Inside the building is, first of all, a large, pleasant office, whose most conspicuous feature is a large map of Brooklyn. The sounds that greet the ears of the visitor leave no manner of doubt as to the majority of its inhabitants. There are prolonged howls and barks running up and down the scale and graduating from the shrill falsetto of the smaller dogs to the deep bass of the larger ones, drowning entirely the weaker cries of the feline guests. From the office the door opens directly into the guest room, with the kennels on either side of the main corridor. The room is light, sunny, and well ventilated. At the right of the door is the heating and cooking apparatus, and the bins containing the

" The animals in my own kennels do not eat anything better than this,” said John P. Haines, the President of the American Society for the Prevention of Cruelty to Animals.

In one division is cornmeal: in another oatmeal, and in a third dog biscuits.

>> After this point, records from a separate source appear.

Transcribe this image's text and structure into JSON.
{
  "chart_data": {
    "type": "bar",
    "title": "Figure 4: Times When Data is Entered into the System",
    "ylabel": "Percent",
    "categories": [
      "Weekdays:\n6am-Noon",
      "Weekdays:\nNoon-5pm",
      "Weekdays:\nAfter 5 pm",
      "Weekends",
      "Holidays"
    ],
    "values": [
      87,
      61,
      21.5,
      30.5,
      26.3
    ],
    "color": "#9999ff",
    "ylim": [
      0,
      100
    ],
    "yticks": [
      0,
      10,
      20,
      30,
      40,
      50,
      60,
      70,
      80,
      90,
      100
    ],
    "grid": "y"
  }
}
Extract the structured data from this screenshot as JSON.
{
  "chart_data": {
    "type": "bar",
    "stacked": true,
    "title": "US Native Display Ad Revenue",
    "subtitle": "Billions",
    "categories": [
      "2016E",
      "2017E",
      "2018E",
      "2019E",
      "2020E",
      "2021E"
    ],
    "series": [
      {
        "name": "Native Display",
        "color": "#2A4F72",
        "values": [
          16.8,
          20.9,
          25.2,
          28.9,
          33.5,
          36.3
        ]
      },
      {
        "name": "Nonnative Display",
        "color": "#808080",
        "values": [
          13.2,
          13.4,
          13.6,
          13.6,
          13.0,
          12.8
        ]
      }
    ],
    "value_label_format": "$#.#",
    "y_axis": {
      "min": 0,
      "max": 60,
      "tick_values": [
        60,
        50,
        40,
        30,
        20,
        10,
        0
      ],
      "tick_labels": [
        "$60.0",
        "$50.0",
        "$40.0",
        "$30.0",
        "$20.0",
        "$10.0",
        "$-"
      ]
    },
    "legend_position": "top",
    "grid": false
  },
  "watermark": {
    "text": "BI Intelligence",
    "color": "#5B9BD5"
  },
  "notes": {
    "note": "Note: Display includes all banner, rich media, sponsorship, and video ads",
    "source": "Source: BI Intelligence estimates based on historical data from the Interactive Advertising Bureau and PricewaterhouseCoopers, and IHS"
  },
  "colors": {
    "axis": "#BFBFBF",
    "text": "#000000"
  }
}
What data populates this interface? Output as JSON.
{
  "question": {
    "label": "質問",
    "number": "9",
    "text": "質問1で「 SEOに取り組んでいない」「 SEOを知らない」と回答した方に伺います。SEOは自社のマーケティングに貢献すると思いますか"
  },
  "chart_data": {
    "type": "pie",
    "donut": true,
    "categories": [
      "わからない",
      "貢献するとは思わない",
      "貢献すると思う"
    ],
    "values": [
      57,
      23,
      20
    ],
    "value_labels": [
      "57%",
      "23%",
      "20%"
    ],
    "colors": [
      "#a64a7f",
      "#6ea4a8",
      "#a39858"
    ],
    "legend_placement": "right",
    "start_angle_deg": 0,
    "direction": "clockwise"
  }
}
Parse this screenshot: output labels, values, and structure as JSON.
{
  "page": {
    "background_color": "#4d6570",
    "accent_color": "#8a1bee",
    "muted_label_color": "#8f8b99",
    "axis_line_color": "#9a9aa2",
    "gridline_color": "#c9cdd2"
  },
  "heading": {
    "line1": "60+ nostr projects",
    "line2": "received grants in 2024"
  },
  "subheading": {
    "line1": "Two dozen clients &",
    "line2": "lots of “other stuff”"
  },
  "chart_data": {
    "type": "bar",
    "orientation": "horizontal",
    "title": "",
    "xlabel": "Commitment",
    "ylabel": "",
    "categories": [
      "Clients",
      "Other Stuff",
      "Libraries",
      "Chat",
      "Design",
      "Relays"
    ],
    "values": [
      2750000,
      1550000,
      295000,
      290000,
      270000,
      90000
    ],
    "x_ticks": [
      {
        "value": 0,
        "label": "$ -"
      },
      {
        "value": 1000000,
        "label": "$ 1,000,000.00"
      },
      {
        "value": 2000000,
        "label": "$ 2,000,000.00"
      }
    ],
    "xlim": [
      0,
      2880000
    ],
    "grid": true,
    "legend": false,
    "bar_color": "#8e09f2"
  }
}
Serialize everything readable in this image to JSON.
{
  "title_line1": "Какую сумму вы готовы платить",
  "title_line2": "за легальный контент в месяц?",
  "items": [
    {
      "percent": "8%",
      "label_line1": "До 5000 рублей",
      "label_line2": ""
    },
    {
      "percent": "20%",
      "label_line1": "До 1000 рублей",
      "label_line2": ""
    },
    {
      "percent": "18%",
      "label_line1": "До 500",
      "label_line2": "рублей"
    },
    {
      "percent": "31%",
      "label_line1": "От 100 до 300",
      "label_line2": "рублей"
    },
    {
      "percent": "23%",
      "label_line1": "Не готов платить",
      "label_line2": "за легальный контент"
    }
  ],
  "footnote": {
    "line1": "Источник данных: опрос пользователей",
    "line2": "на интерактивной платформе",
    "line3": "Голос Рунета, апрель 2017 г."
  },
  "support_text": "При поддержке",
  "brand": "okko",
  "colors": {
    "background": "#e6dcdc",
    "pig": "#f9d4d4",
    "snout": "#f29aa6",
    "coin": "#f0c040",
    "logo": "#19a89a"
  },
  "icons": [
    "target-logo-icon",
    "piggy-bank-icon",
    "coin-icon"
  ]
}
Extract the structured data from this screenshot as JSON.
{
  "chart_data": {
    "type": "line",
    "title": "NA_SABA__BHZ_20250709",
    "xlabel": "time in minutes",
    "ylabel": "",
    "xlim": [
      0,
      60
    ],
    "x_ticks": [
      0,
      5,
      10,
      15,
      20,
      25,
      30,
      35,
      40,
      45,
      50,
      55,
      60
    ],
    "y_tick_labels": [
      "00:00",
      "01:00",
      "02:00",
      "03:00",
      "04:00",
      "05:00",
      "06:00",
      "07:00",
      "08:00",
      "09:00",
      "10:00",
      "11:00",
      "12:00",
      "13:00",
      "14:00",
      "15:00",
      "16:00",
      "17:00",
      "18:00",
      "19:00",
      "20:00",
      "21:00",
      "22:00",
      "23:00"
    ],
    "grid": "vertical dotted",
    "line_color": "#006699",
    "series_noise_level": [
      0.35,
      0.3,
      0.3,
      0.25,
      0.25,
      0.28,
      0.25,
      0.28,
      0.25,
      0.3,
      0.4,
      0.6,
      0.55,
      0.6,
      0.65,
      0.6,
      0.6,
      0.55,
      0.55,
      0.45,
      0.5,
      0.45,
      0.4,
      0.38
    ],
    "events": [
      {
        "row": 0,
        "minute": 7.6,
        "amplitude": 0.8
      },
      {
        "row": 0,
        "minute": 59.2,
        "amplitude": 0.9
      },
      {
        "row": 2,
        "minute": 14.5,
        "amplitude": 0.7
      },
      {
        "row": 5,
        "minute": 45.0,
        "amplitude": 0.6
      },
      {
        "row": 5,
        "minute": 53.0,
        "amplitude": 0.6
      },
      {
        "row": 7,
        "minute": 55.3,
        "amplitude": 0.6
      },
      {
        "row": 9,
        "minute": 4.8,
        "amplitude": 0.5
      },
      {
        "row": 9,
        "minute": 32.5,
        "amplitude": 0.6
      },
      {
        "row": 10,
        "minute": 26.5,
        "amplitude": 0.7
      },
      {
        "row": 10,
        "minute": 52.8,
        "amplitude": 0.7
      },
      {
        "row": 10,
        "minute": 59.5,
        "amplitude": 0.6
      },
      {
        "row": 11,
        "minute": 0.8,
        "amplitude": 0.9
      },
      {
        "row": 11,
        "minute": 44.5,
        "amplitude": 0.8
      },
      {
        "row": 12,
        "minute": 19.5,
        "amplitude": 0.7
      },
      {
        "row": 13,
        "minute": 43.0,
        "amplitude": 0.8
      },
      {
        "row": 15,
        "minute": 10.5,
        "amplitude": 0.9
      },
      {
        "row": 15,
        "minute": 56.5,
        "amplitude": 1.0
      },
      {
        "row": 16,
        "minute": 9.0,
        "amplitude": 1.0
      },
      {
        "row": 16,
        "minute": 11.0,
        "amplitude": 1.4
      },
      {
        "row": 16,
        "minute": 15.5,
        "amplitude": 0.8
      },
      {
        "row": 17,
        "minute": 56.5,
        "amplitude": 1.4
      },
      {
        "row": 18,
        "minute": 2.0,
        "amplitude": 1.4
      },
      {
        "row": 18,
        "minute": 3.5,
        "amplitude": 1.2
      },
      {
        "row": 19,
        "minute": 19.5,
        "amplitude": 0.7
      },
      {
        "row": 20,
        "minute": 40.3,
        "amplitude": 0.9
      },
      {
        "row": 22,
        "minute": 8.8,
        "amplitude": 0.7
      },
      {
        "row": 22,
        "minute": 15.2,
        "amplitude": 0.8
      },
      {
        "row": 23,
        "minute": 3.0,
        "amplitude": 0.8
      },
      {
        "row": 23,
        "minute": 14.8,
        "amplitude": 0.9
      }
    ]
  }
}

The heating apparatus and two big boilers are opposite the bins. In one of the boilers is what appears to be a clean-looking mass of porridge,

" We take the bones and scraps and stew them half an hour," Mr. Haines goes on, “ then take half oatmeal and half corn or Indian meal, and strain it all together from one to one and a half hours. The people in our public institutions do not get anything better than that."

On one side of the main corridor are the large apartments for the dogs, and on the other the small, square kennels, with wire fronts and backs for the cats. The latter are arranged in tiers, two sets facing each other, the kennels in one alcove standing back to back with those in the next. The wire meshes allow conversation from kennel to kennel, if the many-voiced felines enjoy such amusement, while the air space between prevents too great familiarity should any of the guests happen to be in a vicious temper, All the kennels are zinc-lined.

The death chamber is the last room to be visited. Here the unclaimed animals are put to sleep. Illuminating gas is used, and in five seconds the subject in the air-tight compartment is under the influence, and in about thirty seconds unconscious. The time varies according to the vitality and size of the animals. Large animals with large lungs and great vitality are more quickly put to sleep than cats or puppies.

There were yesterday 168 dogs and 52 cats at the shelter, not counting the last arrivals in an ambulance. These ambulances are fine-looking wagons, ventilated on all sides and at top and bottom, zinc-lined and supplied with water. The cats are put into baskets. The ambulance men have trim brown bedford cord uniforms with nickel society buttons, badge, and emblem on the caps. One large and three small ambulances are kept with the six horses at 114 Lawrence Street.

Unlicensed dogs and cats without collars, and having the appearance of waifs, are taken to the shelter, where they may be reclaimed within forty-eight hours, after which time they are put to sleep. The former dog-catchers took 3,300 dogs last year. In less than a month’s work the society has taken half that number. A little leeway has been given to people so far, to allow them to take out their licenses, now that the law is to be rigidly enforced.

There is a handsome staghound at the shelter, a fine collie, a bull terrier and any number of dogs of all breeds and varieties, and cats galore. There are two families of kittens, so small that their eyes are not open yet, and black cats, gray cats, white cats and calico cats. Any of them not claimed may be had for the asking, andthe deposit of $3 to advance the humane work of the society.